Se dispondrá que la mesada correspondiente para el año 2017 es de $737.717,oo, la cual deberá ser reajustada anualmente de conformidad con la ley.

Por último, se declararan no probadas las excepciones propuestas por la llamada a juicio.

Sin costas en el recurso extraordinario. Las de las instancias a cargo de la parte vencida.

IX. DECISIÓN

En mérito de lo expuesto, la CORTE SUPREMA DE JUSTICIA, SALA DE CASACIÓN LABORAL, administrando justicia en nombre de la República y por autoridad de la ley, CASA la sentencia proferida por el Tribunal Superior del Distrito Judicial de Antioquia, el 28 de noviembre de 2008, en el proceso que SANDRA MILENA HOYOS AGUDELO en su propio nombre y en el de su menor hijo EDWAR ALEXANDER TABARES HOYOS le promovieron al Municipio de Amagá.
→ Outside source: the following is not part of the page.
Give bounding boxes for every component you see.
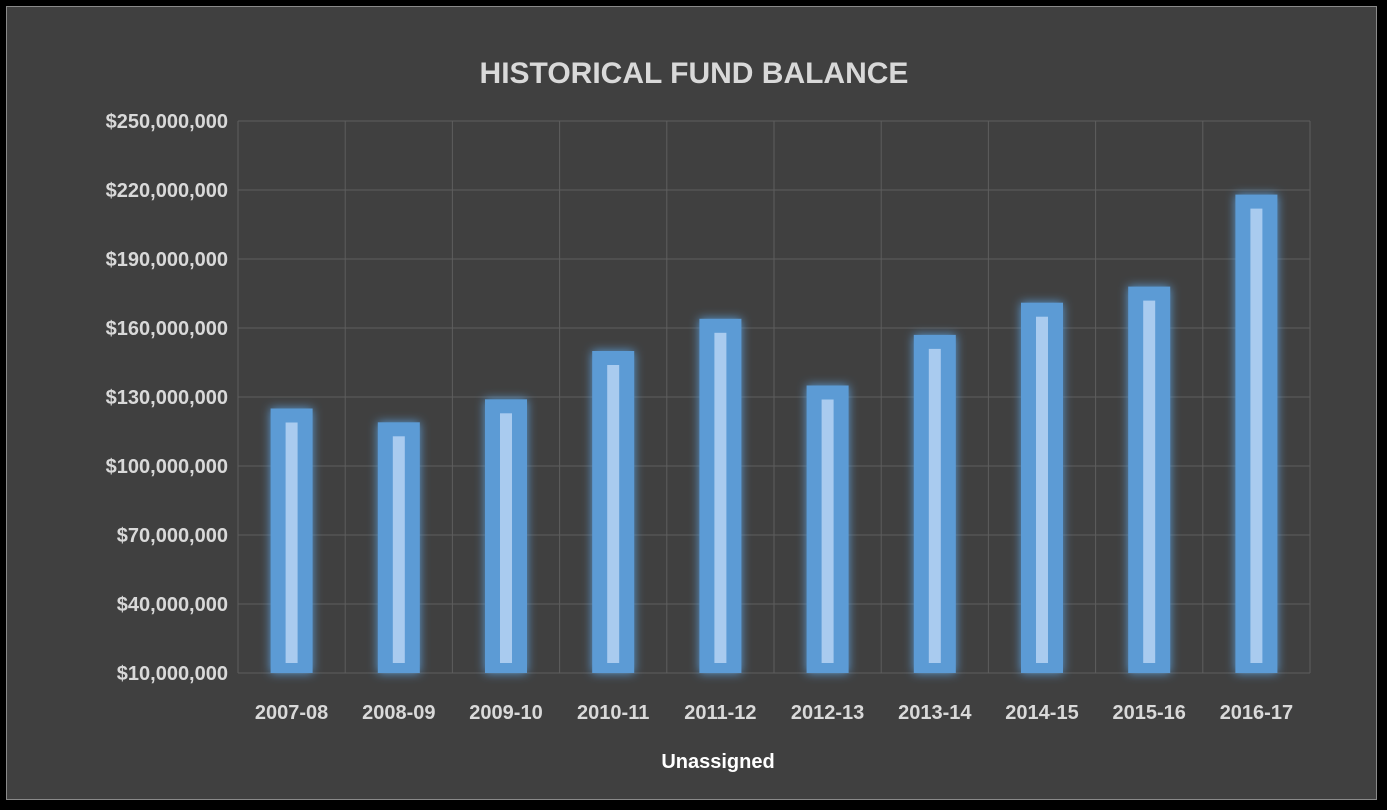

En sede de instancia, se REVOCA la sentencia del Juzgado Promiscuo del Circuito de Amagá del 2 de abril de 2008. En su lugar se dispone:

1º) Condenar al Municipio de Amagá a reconocer y pagar una pensión de sobrevivientes, a partir del 10 de enero de 2003, al menor hijo EDWAR ALEXANDER TABARES HOYOS equivalente al 50% de la mesada pensional y los restantes 50% a SANDRA MILENA HOYOS AGUDELO, en condición de compañera permanente del causante Carlos William Tabares Vélez; mesadas que al 28 de febrero de 2017 ascienden a $99.759.630,33.

2º) Ordenar a los demandantes devolver al Instituto de Seguros Sociales la indemnización sustitutiva concedida mediante Resolución No. 002858 del 25 de febrero de 2005 por el I.S.S. (folios 15 y 16), en caso de que hubiese sido recibida, con el fin de que si el Municipio de Amagá lo estima pertinente y viable conmute con dicho instituto la pensión de sobrevivientes.

3º) Autorizar al Municipio de Amagá descontar de las mesadas pensionales los aportes al sistema general de salud.

4º) Disponer que la mesada correspondiente para el año 2017 es de $737.717,oo, la cual debe ser reajustada anualmente de conformidad con la ley.

5º) Declarar no probadas las excepciones formuladas por el accionado.

6º) Condenar en costas al demandado como se indicó en la parte motiva.

Cópiese, notifíquese, publíquese, cúmplase y devuélvase el expediente al tribunal de origen».